Start with these groups, then load [metrics.md](references/metrics.md) for the
full list and interpretation rules:

- Runtime identity: LightOp commit, operator, public API, shape, dtype, gfx
  arch, DTK/ROCm/PyTorch version, build command.
- Device selection: `hy-smi` or `rocm-smi` output, selected
  `HIP_VISIBLE_DEVICES`, HCU utilization, and VRAM occupancy.
- Benchmark timing: warmup, repeats, p50/p90/mean, synchronization points,
  variance, baseline and candidate deltas.
- `hipprof` timing: total HIP API time, kernel time, memcpy/memset time,
  launch overhead, top kernels by inclusive/exclusive time.
- Kernel launch shape: grid/block, waves per block, occupancy clues, block
  count relative to CU count, tiny-kernel overhead.
- Memory path: global load/store volume, coalescing, alignment/vector width,
  L2/HBM pressure, redundant reads/writes, temporary tensors.
- LDS path: LDS use, bank conflicts, barriers, shared staging cost.
- Compute path: MFMA/vector ALU utilization, conversion/quantization overhead,
  scalar control overhead, epilogue fusion cost.
- Resource pressure: VGPR/SGPR, spills/scratch, LDS per block, occupancy
  limiters, overly aggressive unroll.
- Dispatch/config: wrong shape branch, overly broad config, missing gfx
  specialization, fallback path accidentally selected.
- ISA/code object: hot instruction window, vector width, MFMA selection,
  excessive scalarization, scratch loads/stores.

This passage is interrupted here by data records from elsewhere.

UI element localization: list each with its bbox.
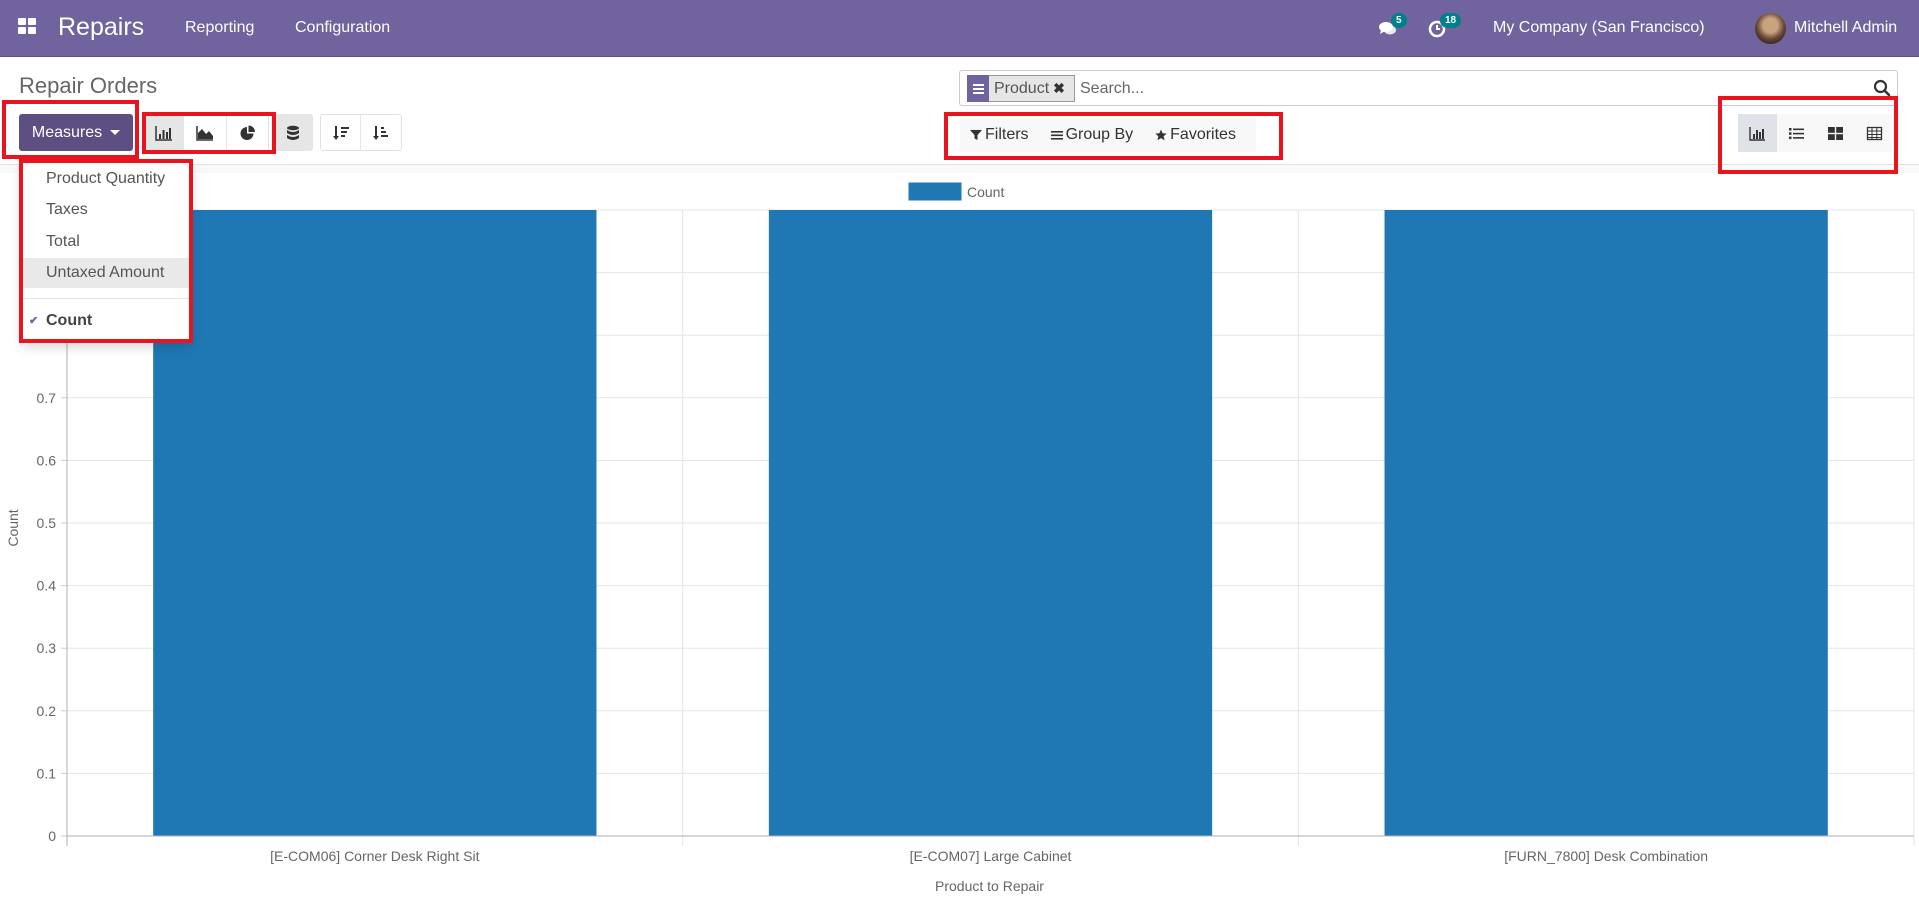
legend-label: Count	[967, 184, 1004, 200]
measures-label: Measures	[31, 123, 103, 141]
chart-bars	[153, 210, 1828, 836]
checkmark-icon: ✔	[29, 315, 39, 327]
stacked-toggle-button[interactable]	[273, 114, 313, 151]
database-icon	[287, 125, 299, 140]
kanban-icon	[1828, 126, 1843, 140]
bar-chart-icon	[1749, 126, 1765, 141]
group-by-label: Group By	[1065, 126, 1134, 143]
y-tick-label: 0.6	[37, 452, 57, 468]
user-avatar[interactable]	[1755, 13, 1786, 44]
measure-item-product-quantity[interactable]: Product Quantity	[23, 164, 189, 194]
bar-chart: 00.10.20.30.40.50.60.70.80.91[E-COM06] C…	[5, 181, 1915, 894]
table-icon	[1866, 126, 1883, 140]
y-tick-label: 0.2	[37, 703, 57, 719]
sort-ascending-button[interactable]	[361, 115, 401, 150]
x-tick-label: [E-COM07] Large Cabinet	[910, 848, 1072, 864]
activities-button[interactable]: 18	[1427, 13, 1462, 39]
facet-remove-icon[interactable]: ✖	[1053, 80, 1065, 97]
page-title: Repair Orders	[19, 73, 158, 98]
menu-configuration[interactable]: Configuration	[295, 19, 390, 37]
stacked-group	[273, 114, 313, 151]
messages-button[interactable]: 5	[1377, 13, 1407, 39]
measure-item-taxes[interactable]: Taxes	[23, 195, 189, 225]
messages-badge: 5	[1391, 13, 1407, 28]
company-switcher[interactable]: My Company (San Francisco)	[1493, 19, 1705, 37]
list-icon	[1789, 127, 1804, 139]
search-input[interactable]	[1080, 77, 1860, 101]
measure-label: Untaxed Amount	[46, 264, 165, 281]
chart-type-group	[144, 114, 269, 151]
star-icon	[1155, 129, 1167, 141]
area-chart-icon	[196, 125, 213, 141]
x-tick-label: [FURN_7800] Desk Combination	[1504, 848, 1708, 864]
pie-chart-button[interactable]	[227, 115, 268, 150]
bar-chart-icon	[155, 125, 172, 141]
sort-ascending-icon	[373, 125, 388, 140]
bar-3	[1384, 210, 1828, 836]
measure-label: Product Quantity	[46, 170, 166, 187]
search-facet-product: Product ✖	[967, 75, 1075, 102]
y-tick-label: 0.1	[37, 765, 57, 781]
bars-icon	[1050, 131, 1063, 140]
menu-reporting[interactable]: Reporting	[185, 19, 254, 37]
filter-icon	[970, 130, 982, 140]
y-tick-label: 0.5	[37, 515, 57, 531]
app-brand[interactable]: Repairs	[58, 13, 144, 42]
measures-dropdown-button[interactable]: Measures	[19, 114, 133, 151]
y-tick-label: 0.7	[37, 390, 57, 406]
group-by-button[interactable]: Group By	[1050, 126, 1134, 144]
bar-2	[768, 210, 1213, 836]
favorites-button[interactable]: Favorites	[1155, 126, 1236, 144]
search-icon[interactable]	[1873, 79, 1891, 97]
user-menu[interactable]: Mitchell Admin	[1794, 19, 1897, 37]
chart-legend: Count	[907, 181, 1004, 202]
measure-item-count[interactable]: ✔ Count	[23, 306, 189, 336]
caret-down-icon	[110, 130, 121, 135]
group-by-icon	[967, 75, 989, 102]
view-kanban-button[interactable]	[1816, 114, 1855, 152]
search-bar: Product ✖	[959, 70, 1898, 106]
sort-descending-button[interactable]	[321, 115, 361, 150]
activities-badge: 18	[1440, 13, 1462, 28]
y-axis-title: Count	[5, 509, 21, 546]
measure-label: Count	[46, 312, 93, 329]
bar-1	[153, 210, 597, 836]
pie-chart-icon	[240, 125, 255, 140]
measure-item-untaxed-amount[interactable]: Untaxed Amount	[23, 258, 189, 288]
filters-button[interactable]: Filters	[970, 126, 1029, 144]
search-options-bar: Filters Group By Favorites	[960, 118, 1256, 152]
measure-label: Taxes	[46, 201, 88, 218]
top-navbar: Repairs Reporting Configuration 5 18 My …	[0, 0, 1919, 57]
app-switcher-icon[interactable]	[18, 18, 38, 36]
x-axis-title: Product to Repair	[935, 878, 1044, 894]
x-tick-label: [E-COM06] Corner Desk Right Sit	[270, 848, 479, 864]
y-tick-label: 0.4	[37, 578, 57, 594]
view-graph-button[interactable]	[1738, 114, 1777, 152]
line-chart-button[interactable]	[184, 115, 227, 150]
sort-descending-icon	[332, 125, 349, 140]
view-pivot-button[interactable]	[1855, 114, 1894, 152]
measure-label: Total	[46, 233, 80, 250]
bar-chart-button[interactable]	[145, 115, 184, 150]
legend-swatch	[907, 181, 963, 202]
facet-value: Product	[994, 79, 1050, 97]
measures-dropdown-menu: Product Quantity Taxes Total Untaxed Amo…	[22, 160, 190, 340]
filters-label: Filters	[985, 126, 1029, 143]
favorites-label: Favorites	[1170, 126, 1236, 143]
y-tick-label: 0.3	[37, 640, 57, 656]
dropdown-divider	[23, 298, 189, 299]
view-list-button[interactable]	[1777, 114, 1816, 152]
sort-group	[320, 114, 402, 151]
view-switcher	[1738, 114, 1894, 152]
measure-item-total[interactable]: Total	[23, 227, 189, 257]
y-tick-label: 0	[48, 828, 56, 844]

For the mandatory <5% second-optimization gate, the digest must include all of
these sections: `hipprof` PMC all, SQTT JSON or the unavailable-tool reason,
`dccobjdump` disassembly, code-object resource usage, and explicit
LDS/register/occupancy interpretation.

Validate exact tool availability on the target machine:

```bash
which hipprof || true
which rocprof || true
which rocprofv3 || true
which rocprof-compute || true
hipcc --version
```

## Digest Template

```markdown
### DCU Profile Digest: <operator> @ <version>

Environment
- LightOp root:
- Repo commit:
- GPU / gfx:
- Device status command:
- Selected HIP_VISIBLE_DEVICES:
- HCU utilization / VRAM before run:
- DTK / ROCm / PyTorch:
- Build command:
- Benchmark command:
- Shape / dtype:
- Baseline or parent profile:
- Candidate profile:
- Artifacts:

Headline
- Bottleneck class:
- Dominant time sink or hotspot:
- Confidence: High | Medium | Low
- Why this profile is valid:

Evidence
| Signal | Baseline | Candidate | Delta | Interpretation |
|---|---:|---:|---:|---|
| <metric/log line> | <value> | <value> | <delta> | <meaning> |

Profiler Hotspots
- <kernel/API/copy/config branch>: <measured signal> -> <meaning>

Deep Analysis Artifacts
- hipprof PMC all:
- SQTT JSON:
- dccobjdump:
- code-object resource usage:
- LDS/register/occupancy:

Counter / ISA Analysis
- Counter source:
- Hot instruction window:
- Suspected codegen or resource issue:
- Instruction-level or launch-level edit:

Inference Chain
1. Measured signal:
2. Likely mechanism:
3. Why other hypotheses are weaker:
4. Risk:
5. Validation command after edit:

Next Edit
- <exactly one concrete LightOp code, binding, config, or benchmark edit>
```

## Diagnosis Hints

- High HIP API time with tiny kernel time: reduce Python/C++ launch count,
  fuse adjacent ops, or route to an existing fused LightOp path.
- High memcpy/memset time: remove host-device transfers, avoid temporary
  materialization, or make output allocation/reuse explicit.
- Dominant single kernel and poor benchmark scaling: inspect memory layout,
  vectorized loads/stores, block size, and dispatch config.
- Low occupancy clues or spills: reduce VGPR pressure, split the kernel,
  shrink unroll, or specialize for the target shape.
- LDS/barrier-heavy symptoms: reduce staging, fix bank conflicts, or simplify
  inter-wave synchronization.
- MFMA-capable GEMM/MoE path underperforms: verify the intended asm/rocBLAS/
  hipBLASLt/CK/Triton AMD route is selected and that shape config matches `W`.
- A candidate only wins on one shape: record it in the performance map and add
  shape/gfx dispatch instead of replacing the broader default.

## Ledger Rules

- Keep `hipprof.txt`, benchmark logs, deeper profiler exports, and digest paths
  in the attempt ledger.
- Only promote a profile-driven edit to the optimization ledger after
  correctness passes and the benchmark shows measured improvement.
- If the profiler tool is unavailable, record the command attempted, the
  failure, and the cheaper evidence used instead.